Bernard Pernot, gestionnaire de stock et employé sur le site depuis dix-huit ans, admire les profits générés outre-Rhin. « Avec ses milliards d’excédents, l’Allemagne s’est engagée à construire des maisons en dur pour accueillir les réfugiés avant l’hiver. Des maisons en dur ! Il faut être sacrément dynamique pour ne serait-ce qu’envisager cela ! » 

Des salaires plus élevés et de meilleurs rendements ne sont pas les seuls avantages qu’offre l’Allemagne aux yeux de l’agent de maîtrise. Ancien syndiqué, il envie surtout l’influence et l’efficacité des syndicats. « Leur rigueur et leur organisation font toute la différence, dit-il. Nos syndicats à nous regroupent tout un tas de professions différentes, tandis qu’en Allemagne, ils sont organisés par branche. C’est bien plus logique ! Un postier à vélo n’a pas les mêmes problèmes qu’un ouvrier à la chaîne. »

Résultat : des syndicats plus puissants et donc plus efficaces. « Les Allemands privilégient le dialogue car si un syndicat appelle à la grève, ce ne sont pas huit cents ouvriers qui s’arrêtent de travailler, c’est le pays tout entier, explique Bernard Pernot. En dépendant du groupe allemand Daimler, Smart bénéficie un peu de cet esprit de cogestion dont on ferait bien de s’inspirer davantage. C’est peut-être cela le message important à faire passer en cette période de débats sur la refonte du Code du travail. »

À « Smartville » comme partout ailleurs, on envie les avantages du voisin. Cadres et ouvriers semblent pourtant conscients de leur situation privilégiée. « On est plutôt bien lotis, confie Marc. On n’est pas trop mal payés, on a des primes, une usine propre et une cantine pas chère. » Jean-Paul, ouvrier chez Smart de longue date, compte bien défendre ses avantages garantis par la loi : « On a des droits pour lesquels nos anciens se sont battus. Certains sont mêmes morts pour les obtenir. S’ils commencent à toucher aux 35 heures, on est foutu ! » 
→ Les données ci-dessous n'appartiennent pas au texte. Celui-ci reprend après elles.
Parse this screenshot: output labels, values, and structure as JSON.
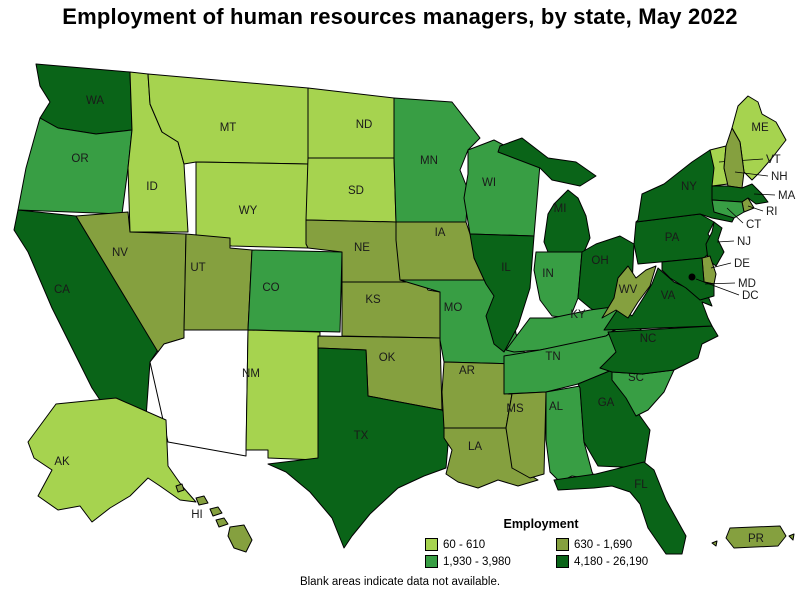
{
  "title": "Employment of human resources managers, by state, May 2022",
  "legend": {
    "title": "Employment",
    "items": [
      {
        "label": "60 - 610",
        "color": "#a6d34f"
      },
      {
        "label": "630 - 1,690",
        "color": "#85a03f"
      },
      {
        "label": "1,930 - 3,980",
        "color": "#389e44"
      },
      {
        "label": "4,180 - 26,190",
        "color": "#0a6418"
      }
    ]
  },
  "footnote": "Blank areas indicate data not available.",
  "map": {
    "no_data_color": "#ffffff",
    "border_color": "#000000",
    "dc_marker_color": "#000000",
    "label_color": "#1a1a1a",
    "states": [
      {
        "abbr": "WA",
        "label": "WA",
        "category": 3
      },
      {
        "abbr": "OR",
        "label": "OR",
        "category": 2
      },
      {
        "abbr": "CA",
        "label": "CA",
        "category": 3
      },
      {
        "abbr": "NV",
        "label": "NV",
        "category": 1
      },
      {
        "abbr": "ID",
        "label": "ID",
        "category": 0
      },
      {
        "abbr": "MT",
        "label": "MT",
        "category": 0
      },
      {
        "abbr": "WY",
        "label": "WY",
        "category": 0
      },
      {
        "abbr": "UT",
        "label": "UT",
        "category": 1
      },
      {
        "abbr": "CO",
        "label": "CO",
        "category": 2
      },
      {
        "abbr": "AZ",
        "label": "",
        "category": null
      },
      {
        "abbr": "NM",
        "label": "NM",
        "category": 0
      },
      {
        "abbr": "AK",
        "label": "AK",
        "category": 0
      },
      {
        "abbr": "HI",
        "label": "HI",
        "category": 1
      },
      {
        "abbr": "ND",
        "label": "ND",
        "category": 0
      },
      {
        "abbr": "SD",
        "label": "SD",
        "category": 0
      },
      {
        "abbr": "NE",
        "label": "NE",
        "category": 1
      },
      {
        "abbr": "KS",
        "label": "KS",
        "category": 1
      },
      {
        "abbr": "OK",
        "label": "OK",
        "category": 1
      },
      {
        "abbr": "TX",
        "label": "TX",
        "category": 3
      },
      {
        "abbr": "MN",
        "label": "MN",
        "category": 2
      },
      {
        "abbr": "IA",
        "label": "IA",
        "category": 1
      },
      {
        "abbr": "MO",
        "label": "MO",
        "category": 2
      },
      {
        "abbr": "AR",
        "label": "AR",
        "category": 1
      },
      {
        "abbr": "LA",
        "label": "LA",
        "category": 1
      },
      {
        "abbr": "WI",
        "label": "WI",
        "category": 2
      },
      {
        "abbr": "IL",
        "label": "IL",
        "category": 3
      },
      {
        "abbr": "MI",
        "label": "MI",
        "category": 3
      },
      {
        "abbr": "IN",
        "label": "IN",
        "category": 2
      },
      {
        "abbr": "OH",
        "label": "OH",
        "category": 3
      },
      {
        "abbr": "KY",
        "label": "KY",
        "category": 2
      },
      {
        "abbr": "TN",
        "label": "TN",
        "category": 2
      },
      {
        "abbr": "MS",
        "label": "MS",
        "category": 1
      },
      {
        "abbr": "AL",
        "label": "AL",
        "category": 2
      },
      {
        "abbr": "GA",
        "label": "GA",
        "category": 3
      },
      {
        "abbr": "FL",
        "label": "FL",
        "category": 3
      },
      {
        "abbr": "SC",
        "label": "SC",
        "category": 2
      },
      {
        "abbr": "NC",
        "label": "NC",
        "category": 3
      },
      {
        "abbr": "VA",
        "label": "VA",
        "category": 3
      },
      {
        "abbr": "WV",
        "label": "WV",
        "category": 1
      },
      {
        "abbr": "PA",
        "label": "PA",
        "category": 3
      },
      {
        "abbr": "NY",
        "label": "NY",
        "category": 3
      },
      {
        "abbr": "ME",
        "label": "ME",
        "category": 0
      },
      {
        "abbr": "VT",
        "label": "VT",
        "category": 0
      },
      {
        "abbr": "NH",
        "label": "NH",
        "category": 1
      },
      {
        "abbr": "MA",
        "label": "MA",
        "category": 3
      },
      {
        "abbr": "RI",
        "label": "RI",
        "category": 1
      },
      {
        "abbr": "CT",
        "label": "CT",
        "category": 2
      },
      {
        "abbr": "NJ",
        "label": "NJ",
        "category": 3
      },
      {
        "abbr": "DE",
        "label": "DE",
        "category": 1
      },
      {
        "abbr": "MD",
        "label": "MD",
        "category": 3
      },
      {
        "abbr": "DC",
        "label": "DC",
        "category": null,
        "marker": true
      },
      {
        "abbr": "PR",
        "label": "PR",
        "category": 1
      }
    ]
  }
}
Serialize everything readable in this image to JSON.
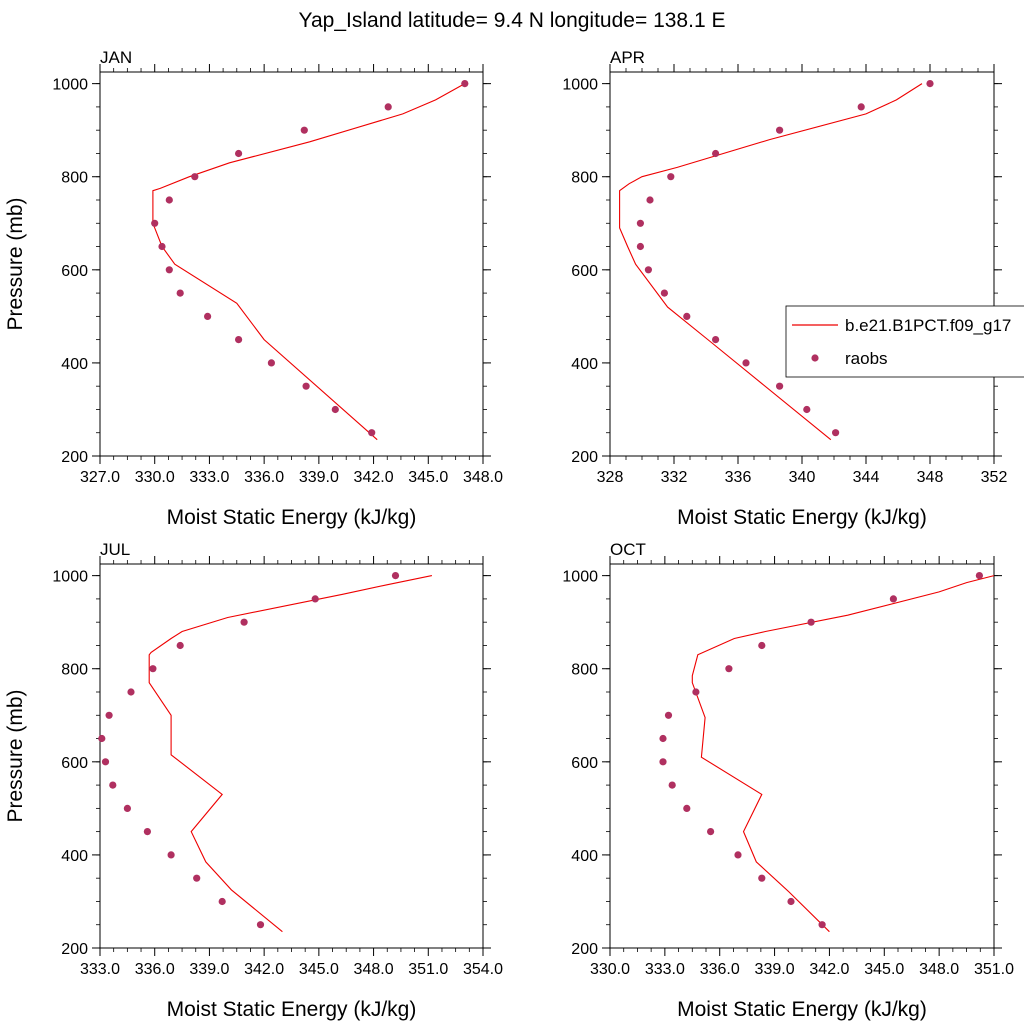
{
  "title": "Yap_Island  latitude= 9.4 N longitude= 138.1 E",
  "colors": {
    "model": "#ee0000",
    "obs": "#b03060",
    "axis": "#000000"
  },
  "legend": {
    "model_label": "b.e21.B1PCT.f09_g17",
    "obs_label": "raobs",
    "placement": "right of APR panel"
  },
  "chart_data": [
    {
      "type": "line",
      "panel_label": "JAN",
      "xlabel": "Moist Static Energy (kJ/kg)",
      "ylabel": "Pressure (mb)",
      "xlim": [
        327,
        348
      ],
      "ylim": [
        1025,
        200
      ],
      "y_inverted": true,
      "xticks": [
        327,
        330,
        333,
        336,
        339,
        342,
        345,
        348
      ],
      "xtick_labels": [
        "327.0",
        "330.0",
        "333.0",
        "336.0",
        "339.0",
        "342.0",
        "345.0",
        "348.0"
      ],
      "yticks": [
        200,
        400,
        600,
        800,
        1000
      ],
      "ytick_labels": [
        "200",
        "400",
        "600",
        "800",
        "1000"
      ],
      "series": [
        {
          "name": "b.e21.B1PCT.f09_g17",
          "kind": "line",
          "x": [
            347.0,
            345.4,
            343.6,
            338.5,
            334.1,
            331.9,
            330.3,
            329.9,
            329.9,
            330.4,
            331.1,
            334.5,
            336.0,
            342.2
          ],
          "y": [
            1000,
            965,
            935,
            875,
            830,
            800,
            775,
            770,
            700,
            650,
            612,
            528,
            450,
            235
          ]
        },
        {
          "name": "raobs",
          "kind": "scatter",
          "x": [
            347.0,
            342.8,
            338.2,
            334.6,
            332.2,
            330.8,
            330.0,
            330.4,
            330.8,
            331.4,
            332.9,
            334.6,
            336.4,
            338.3,
            339.9,
            341.9
          ],
          "y": [
            1000,
            950,
            900,
            850,
            800,
            750,
            700,
            650,
            600,
            550,
            500,
            450,
            400,
            350,
            300,
            250
          ]
        }
      ]
    },
    {
      "type": "line",
      "panel_label": "APR",
      "xlabel": "Moist Static Energy (kJ/kg)",
      "ylabel": "",
      "xlim": [
        328,
        352
      ],
      "ylim": [
        1025,
        200
      ],
      "y_inverted": true,
      "xticks": [
        328,
        332,
        336,
        340,
        344,
        348,
        352
      ],
      "xtick_labels": [
        "328",
        "332",
        "336",
        "340",
        "344",
        "348",
        "352"
      ],
      "yticks": [
        200,
        400,
        600,
        800,
        1000
      ],
      "ytick_labels": [
        "200",
        "400",
        "600",
        "800",
        "1000"
      ],
      "series": [
        {
          "name": "b.e21.B1PCT.f09_g17",
          "kind": "line",
          "x": [
            347.5,
            345.9,
            344.0,
            338.0,
            332.2,
            330.0,
            329.2,
            328.6,
            328.6,
            329.1,
            329.6,
            331.6,
            334.3,
            341.8
          ],
          "y": [
            1000,
            965,
            935,
            880,
            820,
            800,
            785,
            770,
            690,
            650,
            612,
            520,
            445,
            235
          ]
        },
        {
          "name": "raobs",
          "kind": "scatter",
          "x": [
            348.0,
            343.7,
            338.6,
            334.6,
            331.8,
            330.5,
            329.9,
            329.9,
            330.4,
            331.4,
            332.8,
            334.6,
            336.5,
            338.6,
            340.3,
            342.1
          ],
          "y": [
            1000,
            950,
            900,
            850,
            800,
            750,
            700,
            650,
            600,
            550,
            500,
            450,
            400,
            350,
            300,
            250
          ]
        }
      ]
    },
    {
      "type": "line",
      "panel_label": "JUL",
      "xlabel": "Moist Static Energy (kJ/kg)",
      "ylabel": "Pressure (mb)",
      "xlim": [
        333,
        354
      ],
      "ylim": [
        1025,
        200
      ],
      "y_inverted": true,
      "xticks": [
        333,
        336,
        339,
        342,
        345,
        348,
        351,
        354
      ],
      "xtick_labels": [
        "333.0",
        "336.0",
        "339.0",
        "342.0",
        "345.0",
        "348.0",
        "351.0",
        "354.0"
      ],
      "yticks": [
        200,
        400,
        600,
        800,
        1000
      ],
      "ytick_labels": [
        "200",
        "400",
        "600",
        "800",
        "1000"
      ],
      "series": [
        {
          "name": "b.e21.B1PCT.f09_g17",
          "kind": "line",
          "x": [
            351.2,
            348.7,
            346.3,
            340.0,
            337.5,
            336.9,
            335.8,
            335.7,
            335.7,
            336.9,
            336.9,
            339.7,
            338.0,
            338.8,
            340.2,
            343.0
          ],
          "y": [
            1000,
            980,
            960,
            910,
            880,
            865,
            835,
            830,
            770,
            700,
            615,
            530,
            450,
            385,
            325,
            235
          ]
        },
        {
          "name": "raobs",
          "kind": "scatter",
          "x": [
            349.2,
            344.8,
            340.9,
            337.4,
            335.9,
            334.7,
            333.5,
            333.1,
            333.3,
            333.7,
            334.5,
            335.6,
            336.9,
            338.3,
            339.7,
            341.8
          ],
          "y": [
            1000,
            950,
            900,
            850,
            800,
            750,
            700,
            650,
            600,
            550,
            500,
            450,
            400,
            350,
            300,
            250
          ]
        }
      ]
    },
    {
      "type": "line",
      "panel_label": "OCT",
      "xlabel": "Moist Static Energy (kJ/kg)",
      "ylabel": "",
      "xlim": [
        330,
        351
      ],
      "ylim": [
        1025,
        200
      ],
      "y_inverted": true,
      "xticks": [
        330,
        333,
        336,
        339,
        342,
        345,
        348,
        351
      ],
      "xtick_labels": [
        "330.0",
        "333.0",
        "336.0",
        "339.0",
        "342.0",
        "345.0",
        "348.0",
        "351.0"
      ],
      "yticks": [
        200,
        400,
        600,
        800,
        1000
      ],
      "ytick_labels": [
        "200",
        "400",
        "600",
        "800",
        "1000"
      ],
      "series": [
        {
          "name": "b.e21.B1PCT.f09_g17",
          "kind": "line",
          "x": [
            351.0,
            349.5,
            348.0,
            343.0,
            338.5,
            336.8,
            334.8,
            334.5,
            334.5,
            335.2,
            335.0,
            338.3,
            337.3,
            338.0,
            339.8,
            342.0
          ],
          "y": [
            1000,
            985,
            965,
            915,
            880,
            865,
            830,
            785,
            770,
            695,
            610,
            530,
            450,
            385,
            320,
            235
          ]
        },
        {
          "name": "raobs",
          "kind": "scatter",
          "x": [
            350.2,
            345.5,
            341.0,
            338.3,
            336.5,
            334.7,
            333.2,
            332.9,
            332.9,
            333.4,
            334.2,
            335.5,
            337.0,
            338.3,
            339.9,
            341.6
          ],
          "y": [
            1000,
            950,
            900,
            850,
            800,
            750,
            700,
            650,
            600,
            550,
            500,
            450,
            400,
            350,
            300,
            250
          ]
        }
      ]
    }
  ]
}
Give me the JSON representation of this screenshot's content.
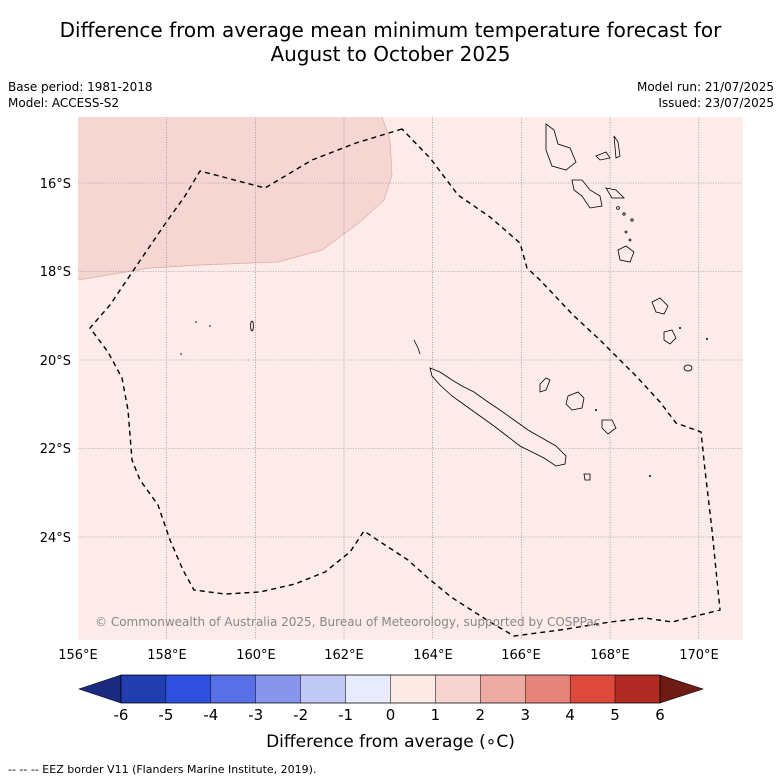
{
  "title_line1": "Difference from average mean minimum temperature forecast for",
  "title_line2": "August to October 2025",
  "meta_left": {
    "base_period": "Base period: 1981-2018",
    "model": "Model: ACCESS-S2"
  },
  "meta_right": {
    "model_run": "Model run: 21/07/2025",
    "issued": "Issued: 23/07/2025"
  },
  "map": {
    "lon_labels": [
      "156°E",
      "158°E",
      "160°E",
      "162°E",
      "164°E",
      "166°E",
      "168°E",
      "170°E"
    ],
    "lat_labels": [
      "16°S",
      "18°S",
      "20°S",
      "22°S",
      "24°S"
    ],
    "copyright": "© Commonwealth of Australia 2025, Bureau of Meteorology, supported by COSPPac",
    "background_color": "#fcebe8",
    "warm_region_color": "#f5d6d2"
  },
  "colorbar": {
    "ticks": [
      "-6",
      "-5",
      "-4",
      "-3",
      "-2",
      "-1",
      "0",
      "1",
      "2",
      "3",
      "4",
      "5",
      "6"
    ],
    "colors": [
      "#213eb0",
      "#2f4fe0",
      "#5870e6",
      "#8796ec",
      "#c1c8f5",
      "#e8ebfb",
      "#fdeae6",
      "#f6d5d1",
      "#eeaba4",
      "#e6847a",
      "#dd4a3c",
      "#ae2a22"
    ],
    "low_extend_color": "#1a2a80",
    "high_extend_color": "#6e1a15",
    "label": "Difference from average (∘C)"
  },
  "footer": "--  --  -- EEZ border V11 (Flanders Marine Institute, 2019)."
}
Marc partage cet avis : « Le problème, c’est qu’on ne comprend rien à la situation actuelle. On nous dit qu’il faut se mettre aux 39 heures et en même temps on nous annonce qu’il n’y a pas assez de travail ! Jusqu’à la fin de l’année, aucun ouvrier ne bossera le vendredi. »

Les salariés de l’usine sont nombreux à réclamer davantage de transparence et de dialogue. Le « quart d’heure com’ » hebdomadaire ne permet pas un réel échange avec les dirigeants. Il paraît bien insuffisant. « Du coup, on ne sait pas si on se fait rouler ou pas, dit Marc. Smart prétend manquer de compétitivité, mais je n’ai pas l’impression que l’usine se porte si mal. Si j’étais persuadé qu’on était dans le rouge, j’aurais fait l’effort et dit oui au pacte. »

Plus de dialogue social pour plus de compétitivité ? Le débat autour du Code du travail sera peut-être l’occasion pour l’usine de donner un nouveau sens à son fameux symbole. 

« Il ne faut pas oublier que les résultats de l’entreprise dépendent aussi du contexte international, rappelle Bernard Pernot. Les ventes automobiles se font généralement en dents de scie. » 

Un millier de véhicules Smart, tous issus de la nouvelle collection, se trouvaient sur le port chinois de Tianjin au moment de l’explosion d’août dernier. Couplée aux récents déboires du yuan, la catastrophe écologique n’aura pas arrangé les affaires de la mini-voiture citadine. Et encore moins celles des petites mains qui se chargent de la fabriquer. 

Sur le parking de l’usine, à l’heure du changement d’équipe, des ouvriers fument leur cigarette de fin de service. Lassés avant même que la négociation ait réellement commencé, ils n’ont pas le cœur à débattre. « C’est une prise d’otages. Un véritable chantage. Les dirigeants ont déjà les yeux tournés vers la Slovénie, où est produite la Smart Forfour. La délocalisation nous pend au nez… » 

 

À la demande des ouvriers, certains noms ont été changés.